Is your inbox filled with unsolicited e-mail?
Some messages are probably harmless, such as the endless jokes that bounce around cyberspace. But others can be malicious. For instance, a message may try to promote fear by describing a scary scenario, like the one about disguised carjackers waving money at you in Wal-Mart’s parking lot. Or a junk e-mail might tell you to be on the alert for a worm that could wipe out your hard drive—and actually contain the worm.
And spam, or unsolicited commercial e-mail, can have serious financial consequences.
For example, you might get phished, which is when a con artist sends you an e-mail from what appears to be a reputable site asking for personal info. If you reply, the result can be credit card fraud or identity theft.

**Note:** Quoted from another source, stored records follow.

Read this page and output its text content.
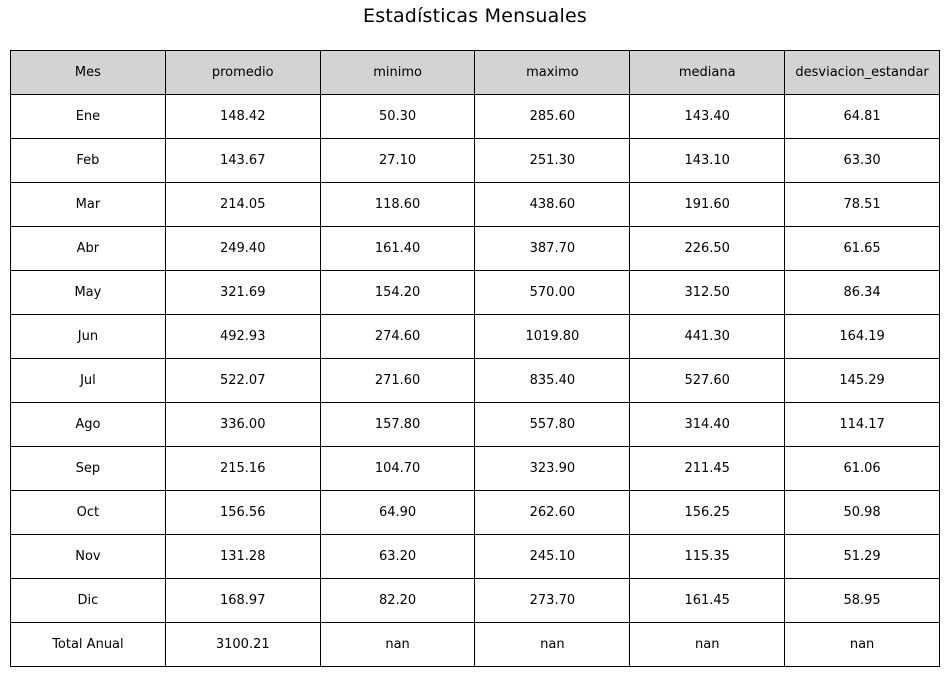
Estadísticas Mensuales
Mes	promedio	minimo	maximo	mediana	desviacion_estandar
Ene	148.42	50.30	285.60	143.40	64.81
Feb	143.67	27.10	251.30	143.10	63.30
Mar	214.05	118.60	438.60	191.60	78.51
Abr	249.40	161.40	387.70	226.50	61.65
May	321.69	154.20	570.00	312.50	86.34
Jun	492.93	274.60	1019.80	441.30	164.19
Jul	522.07	271.60	835.40	527.60	145.29
Ago	336.00	157.80	557.80	314.40	114.17
Sep	215.16	104.70	323.90	211.45	61.06
Oct	156.56	64.90	262.60	156.25	50.98
Nov	131.28	63.20	245.10	115.35	51.29
Dic	168.97	82.20	273.70	161.45	58.95
Total Anual	3100.21	nan	nan	nan	nan
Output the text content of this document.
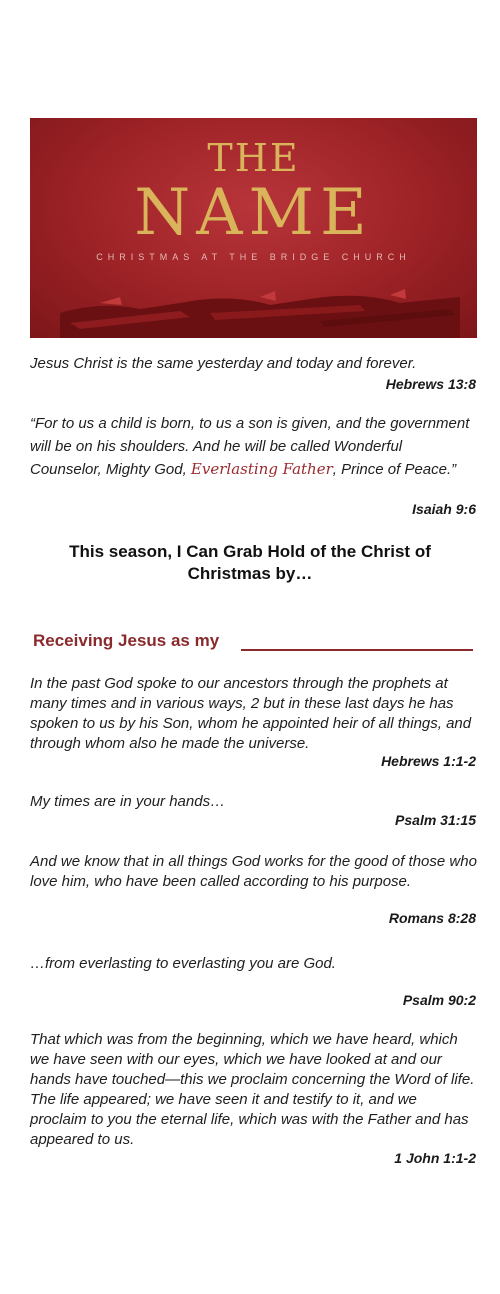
THE
NAME
CHRISTMAS AT THE BRIDGE CHURCH
Jesus Christ is the same yesterday and today and forever.
Hebrews 13:8
“For to us a child is born, to us a son is given, and the government will be on his shoulders. And he will be called Wonderful Counselor, Mighty God, Everlasting Father, Prince of Peace.”
Isaiah 9:6
This season, I Can Grab Hold of the Christ of Christmas by…
Receiving Jesus as my
In the past God spoke to our ancestors through the prophets at many times and in various ways, 2 but in these last days he has spoken to us by his Son, whom he appointed heir of all things, and through whom also he made the universe.
Hebrews 1:1-2
My times are in your hands…
Psalm 31:15
And we know that in all things God works for the good of those who love him, who have been called according to his purpose.
Romans 8:28
…from everlasting to everlasting you are God.
Psalm 90:2
That which was from the beginning, which we have heard, which we have seen with our eyes, which we have looked at and our hands have touched—this we proclaim concerning the Word of life. The life appeared; we have seen it and testify to it, and we proclaim to you the eternal life, which was with the Father and has appeared to us.
1 John 1:1-2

Or you could be crammed. That’s the word for what happens when you respond to an e-mail asking you to call a certain phone number. Once you’re connected, the crook will try to add products or services to your phone bill.
Because e-mail has become a popular way to promote false information and conduct scams, web sites such as Snopes.com (http://www.snopes.com/), which let you check out what’s real and what’s not, have been created to combat the problem. If you think you’ve been scammed or you just want to reduce the inflow of junk mail, OnGuardOnline.gov (http://www.onguardonline.gov/default.aspx) can help. You can also report deceptive e-mail by forwarding it to firstname.lastname@example.org.
Of course, nothing replaces old-fashioned vigilance. That’s especially true in a new-fashioned world, where scams are only a mouse click away.